Armie Hammer's Aunt Casey Opens Up About 'House of Hammer' Doc and 'Multigenerational Abuse' (Exclusive)

Casey Hammer opened up to ET about the forthcoming exposé series and what she's most proud of in telling her story.

Casey Hammer is opening up to ET about the Discovery+ House of Hammer documentary premiering on Sept. 2, and she's hoping it instills some courage in people facing abusive situations in their own families while shining a light on the privileged lives of the wealthy.

ET's Kevin Frazier recently spoke with Casey -- the aunt of embattled actor Armie Hammer -- who also served as a consultant on the three-part House of Hammer documentary, and she opened up about her family, and why the series is so vital.

"It's important to hold these people accountable now, even though most of them are dead, it's important that people of money and power and wealth don't get away with bad behavior anymore," Casey says. "I think House of Hammer really shines a light on that and it’s about holding people accountable and empowering victims and letting them share their story so that they can start the healing process."

Earlier this month, the trailer for House of Hammer dropped, and it included footage of several women who claim to have dated Armie, and who open up about their alleged relationship with him.
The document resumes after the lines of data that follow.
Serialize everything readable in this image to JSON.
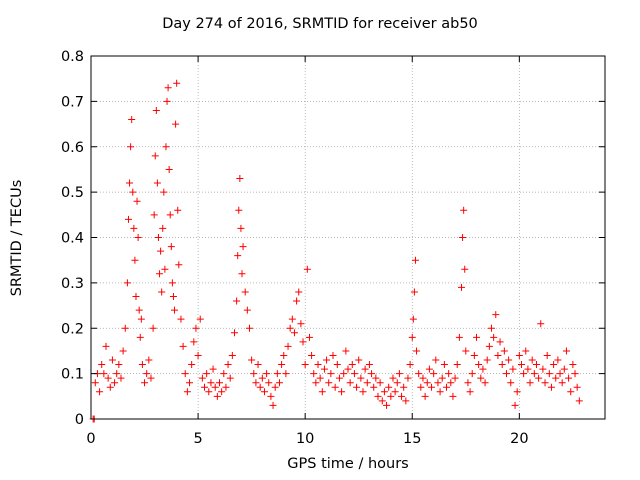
{
  "chart_data": {
    "type": "scatter",
    "title": "Day 274 of 2016, SRMTID for receiver ab50",
    "xlabel": "GPS time / hours",
    "ylabel": "SRMTID / TECUs",
    "xlim": [
      0,
      24
    ],
    "ylim": [
      0,
      0.8
    ],
    "xticks": [
      0,
      5,
      10,
      15,
      20
    ],
    "xtick_labels": [
      "0",
      "5",
      "10",
      "15",
      "20"
    ],
    "yticks": [
      0,
      0.1,
      0.2,
      0.3,
      0.4,
      0.5,
      0.6,
      0.7,
      0.8
    ],
    "ytick_labels": [
      "0",
      "0.1",
      "0.2",
      "0.3",
      "0.4",
      "0.5",
      "0.6",
      "0.7",
      "0.8"
    ],
    "grid": true,
    "marker": "+",
    "color": "#ff0000",
    "series": [
      {
        "name": "SRMTID",
        "points": [
          [
            0.1,
            0.0
          ],
          [
            0.15,
            0.0
          ],
          [
            0.2,
            0.08
          ],
          [
            0.3,
            0.1
          ],
          [
            0.4,
            0.06
          ],
          [
            0.5,
            0.12
          ],
          [
            0.6,
            0.1
          ],
          [
            0.7,
            0.16
          ],
          [
            0.8,
            0.09
          ],
          [
            0.9,
            0.07
          ],
          [
            1.0,
            0.13
          ],
          [
            1.1,
            0.08
          ],
          [
            1.2,
            0.1
          ],
          [
            1.3,
            0.12
          ],
          [
            1.4,
            0.09
          ],
          [
            1.5,
            0.15
          ],
          [
            1.6,
            0.2
          ],
          [
            1.7,
            0.3
          ],
          [
            1.75,
            0.44
          ],
          [
            1.8,
            0.52
          ],
          [
            1.85,
            0.6
          ],
          [
            1.9,
            0.66
          ],
          [
            1.95,
            0.5
          ],
          [
            2.0,
            0.42
          ],
          [
            2.05,
            0.35
          ],
          [
            2.1,
            0.27
          ],
          [
            2.15,
            0.48
          ],
          [
            2.2,
            0.4
          ],
          [
            2.25,
            0.24
          ],
          [
            2.3,
            0.18
          ],
          [
            2.35,
            0.22
          ],
          [
            2.4,
            0.12
          ],
          [
            2.5,
            0.08
          ],
          [
            2.6,
            0.1
          ],
          [
            2.7,
            0.13
          ],
          [
            2.8,
            0.09
          ],
          [
            2.9,
            0.2
          ],
          [
            2.95,
            0.45
          ],
          [
            3.0,
            0.58
          ],
          [
            3.05,
            0.68
          ],
          [
            3.1,
            0.52
          ],
          [
            3.15,
            0.4
          ],
          [
            3.2,
            0.32
          ],
          [
            3.25,
            0.37
          ],
          [
            3.3,
            0.28
          ],
          [
            3.35,
            0.42
          ],
          [
            3.4,
            0.5
          ],
          [
            3.45,
            0.33
          ],
          [
            3.5,
            0.6
          ],
          [
            3.55,
            0.7
          ],
          [
            3.6,
            0.73
          ],
          [
            3.65,
            0.55
          ],
          [
            3.7,
            0.45
          ],
          [
            3.75,
            0.38
          ],
          [
            3.8,
            0.3
          ],
          [
            3.85,
            0.27
          ],
          [
            3.9,
            0.24
          ],
          [
            3.95,
            0.65
          ],
          [
            4.0,
            0.74
          ],
          [
            4.05,
            0.46
          ],
          [
            4.1,
            0.34
          ],
          [
            4.2,
            0.22
          ],
          [
            4.3,
            0.16
          ],
          [
            4.4,
            0.1
          ],
          [
            4.5,
            0.06
          ],
          [
            4.6,
            0.08
          ],
          [
            4.7,
            0.12
          ],
          [
            4.8,
            0.17
          ],
          [
            4.9,
            0.2
          ],
          [
            5.0,
            0.14
          ],
          [
            5.1,
            0.22
          ],
          [
            5.2,
            0.09
          ],
          [
            5.3,
            0.07
          ],
          [
            5.4,
            0.1
          ],
          [
            5.5,
            0.06
          ],
          [
            5.6,
            0.08
          ],
          [
            5.7,
            0.11
          ],
          [
            5.8,
            0.07
          ],
          [
            5.9,
            0.05
          ],
          [
            6.0,
            0.08
          ],
          [
            6.1,
            0.06
          ],
          [
            6.2,
            0.1
          ],
          [
            6.3,
            0.07
          ],
          [
            6.4,
            0.12
          ],
          [
            6.5,
            0.09
          ],
          [
            6.6,
            0.14
          ],
          [
            6.7,
            0.19
          ],
          [
            6.8,
            0.26
          ],
          [
            6.85,
            0.36
          ],
          [
            6.9,
            0.46
          ],
          [
            6.95,
            0.53
          ],
          [
            7.0,
            0.42
          ],
          [
            7.05,
            0.32
          ],
          [
            7.1,
            0.38
          ],
          [
            7.2,
            0.28
          ],
          [
            7.3,
            0.24
          ],
          [
            7.4,
            0.2
          ],
          [
            7.5,
            0.13
          ],
          [
            7.6,
            0.1
          ],
          [
            7.7,
            0.08
          ],
          [
            7.8,
            0.12
          ],
          [
            7.9,
            0.07
          ],
          [
            8.0,
            0.09
          ],
          [
            8.1,
            0.06
          ],
          [
            8.2,
            0.1
          ],
          [
            8.3,
            0.08
          ],
          [
            8.4,
            0.05
          ],
          [
            8.5,
            0.03
          ],
          [
            8.6,
            0.07
          ],
          [
            8.7,
            0.1
          ],
          [
            8.8,
            0.08
          ],
          [
            8.9,
            0.12
          ],
          [
            9.0,
            0.14
          ],
          [
            9.1,
            0.1
          ],
          [
            9.2,
            0.16
          ],
          [
            9.3,
            0.2
          ],
          [
            9.4,
            0.22
          ],
          [
            9.5,
            0.19
          ],
          [
            9.6,
            0.26
          ],
          [
            9.7,
            0.28
          ],
          [
            9.8,
            0.21
          ],
          [
            9.9,
            0.17
          ],
          [
            10.0,
            0.12
          ],
          [
            10.1,
            0.33
          ],
          [
            10.2,
            0.18
          ],
          [
            10.3,
            0.14
          ],
          [
            10.4,
            0.1
          ],
          [
            10.5,
            0.08
          ],
          [
            10.6,
            0.12
          ],
          [
            10.7,
            0.09
          ],
          [
            10.8,
            0.06
          ],
          [
            10.9,
            0.11
          ],
          [
            11.0,
            0.13
          ],
          [
            11.1,
            0.08
          ],
          [
            11.2,
            0.1
          ],
          [
            11.3,
            0.14
          ],
          [
            11.4,
            0.07
          ],
          [
            11.5,
            0.12
          ],
          [
            11.6,
            0.09
          ],
          [
            11.7,
            0.06
          ],
          [
            11.8,
            0.1
          ],
          [
            11.9,
            0.15
          ],
          [
            12.0,
            0.11
          ],
          [
            12.1,
            0.08
          ],
          [
            12.2,
            0.12
          ],
          [
            12.3,
            0.1
          ],
          [
            12.4,
            0.07
          ],
          [
            12.5,
            0.13
          ],
          [
            12.6,
            0.09
          ],
          [
            12.7,
            0.06
          ],
          [
            12.8,
            0.11
          ],
          [
            12.9,
            0.08
          ],
          [
            13.0,
            0.12
          ],
          [
            13.1,
            0.1
          ],
          [
            13.2,
            0.07
          ],
          [
            13.3,
            0.09
          ],
          [
            13.4,
            0.05
          ],
          [
            13.5,
            0.08
          ],
          [
            13.6,
            0.04
          ],
          [
            13.7,
            0.06
          ],
          [
            13.8,
            0.03
          ],
          [
            13.9,
            0.07
          ],
          [
            14.0,
            0.05
          ],
          [
            14.1,
            0.09
          ],
          [
            14.2,
            0.06
          ],
          [
            14.3,
            0.08
          ],
          [
            14.4,
            0.1
          ],
          [
            14.5,
            0.05
          ],
          [
            14.6,
            0.07
          ],
          [
            14.7,
            0.04
          ],
          [
            14.8,
            0.09
          ],
          [
            14.9,
            0.12
          ],
          [
            15.0,
            0.18
          ],
          [
            15.05,
            0.22
          ],
          [
            15.1,
            0.28
          ],
          [
            15.15,
            0.35
          ],
          [
            15.2,
            0.15
          ],
          [
            15.3,
            0.1
          ],
          [
            15.4,
            0.07
          ],
          [
            15.5,
            0.09
          ],
          [
            15.6,
            0.05
          ],
          [
            15.7,
            0.08
          ],
          [
            15.8,
            0.11
          ],
          [
            15.9,
            0.07
          ],
          [
            16.0,
            0.1
          ],
          [
            16.1,
            0.13
          ],
          [
            16.2,
            0.08
          ],
          [
            16.3,
            0.06
          ],
          [
            16.4,
            0.09
          ],
          [
            16.5,
            0.12
          ],
          [
            16.6,
            0.07
          ],
          [
            16.7,
            0.1
          ],
          [
            16.8,
            0.08
          ],
          [
            16.9,
            0.05
          ],
          [
            17.0,
            0.09
          ],
          [
            17.1,
            0.12
          ],
          [
            17.2,
            0.18
          ],
          [
            17.3,
            0.29
          ],
          [
            17.35,
            0.4
          ],
          [
            17.4,
            0.46
          ],
          [
            17.45,
            0.33
          ],
          [
            17.5,
            0.15
          ],
          [
            17.6,
            0.08
          ],
          [
            17.7,
            0.06
          ],
          [
            17.8,
            0.1
          ],
          [
            17.9,
            0.14
          ],
          [
            18.0,
            0.18
          ],
          [
            18.1,
            0.12
          ],
          [
            18.2,
            0.09
          ],
          [
            18.3,
            0.11
          ],
          [
            18.4,
            0.08
          ],
          [
            18.5,
            0.13
          ],
          [
            18.6,
            0.16
          ],
          [
            18.7,
            0.2
          ],
          [
            18.8,
            0.18
          ],
          [
            18.9,
            0.23
          ],
          [
            19.0,
            0.14
          ],
          [
            19.1,
            0.17
          ],
          [
            19.2,
            0.12
          ],
          [
            19.3,
            0.15
          ],
          [
            19.4,
            0.1
          ],
          [
            19.5,
            0.13
          ],
          [
            19.6,
            0.08
          ],
          [
            19.7,
            0.11
          ],
          [
            19.8,
            0.03
          ],
          [
            19.9,
            0.06
          ],
          [
            20.0,
            0.14
          ],
          [
            20.1,
            0.12
          ],
          [
            20.2,
            0.1
          ],
          [
            20.3,
            0.15
          ],
          [
            20.4,
            0.11
          ],
          [
            20.5,
            0.08
          ],
          [
            20.6,
            0.13
          ],
          [
            20.7,
            0.1
          ],
          [
            20.8,
            0.12
          ],
          [
            20.9,
            0.09
          ],
          [
            21.0,
            0.21
          ],
          [
            21.1,
            0.11
          ],
          [
            21.2,
            0.08
          ],
          [
            21.3,
            0.14
          ],
          [
            21.4,
            0.1
          ],
          [
            21.5,
            0.07
          ],
          [
            21.6,
            0.12
          ],
          [
            21.7,
            0.09
          ],
          [
            21.8,
            0.13
          ],
          [
            21.9,
            0.1
          ],
          [
            22.0,
            0.08
          ],
          [
            22.1,
            0.11
          ],
          [
            22.2,
            0.15
          ],
          [
            22.3,
            0.09
          ],
          [
            22.4,
            0.06
          ],
          [
            22.5,
            0.12
          ],
          [
            22.6,
            0.1
          ],
          [
            22.7,
            0.07
          ],
          [
            22.8,
            0.04
          ]
        ]
      }
    ]
  }
}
Courtney Vucekovich is one of the two women featured, who claims that "all was perfect" at the start of her alleged romance with the actor, "but then things changed" as he "pushes your boundaries a little bit at a time."

Casey praised the women, like Courtney, who came forward in the docuseries, saying, "One of the reasons I'm most proud about House of Hammer is those women are brave."

"They're very smart and intelligent and successful women that just kinda got sucked into that vacuum of being brainwashed and manipulated and controlled and all of sudden their stuck in this and they don't know how to get out," Casey adds.

While the series is focused on the history of the Hammer family, Armie's controversies play a major role. But Casey explained she hasn't had "any communication" with the actor in quite some time.

"My mom passed away about 14 years ago, and up to that point, she kept us together, sort of, in a random dysfunctional way," Casey shares. "But once she passed, we all just kind of separated, which is best."

That being said, Casey stated that she "wasn't shocked" about many of the shocking allegations that surfaced against Armie in early 2021.

"I was learning about it through the media like everyone else," Casey says.

She alleges, "The reason I say that is because of what I experienced growing up in my family. It was multigenerational awful behavior and abuse."

Following the trailer's release, a source told ET that Armie "has been focused on spending time with his children and Elizabeth and trying to right his wrongs."

On the home front, Hammer and his estranged wife, Elizabeth Chambers -- who split from the actor in July 2020 -- are still co-parenting their two children -- Harper, 7, and Ford, 5. That being said, the source said "it has been a struggle for him to have this narrative about him re-emerge" by way of a docuseries. The source also said Hammer "has been bouncing back and forth between L.A. and the Cayman Islands."

"If people hear my story, and it gives them the courage to come forward, hopefully it builds momentum and more survivors and victims can come forward and feel empowered," Casey tells ET of what she hopes the docuseries can accomplish in the long run. "And if nothing else, that it starts a conversation, it builds a community."

All three parts of House of Hammer will premiere Friday, Sept. 2 on Discovery+.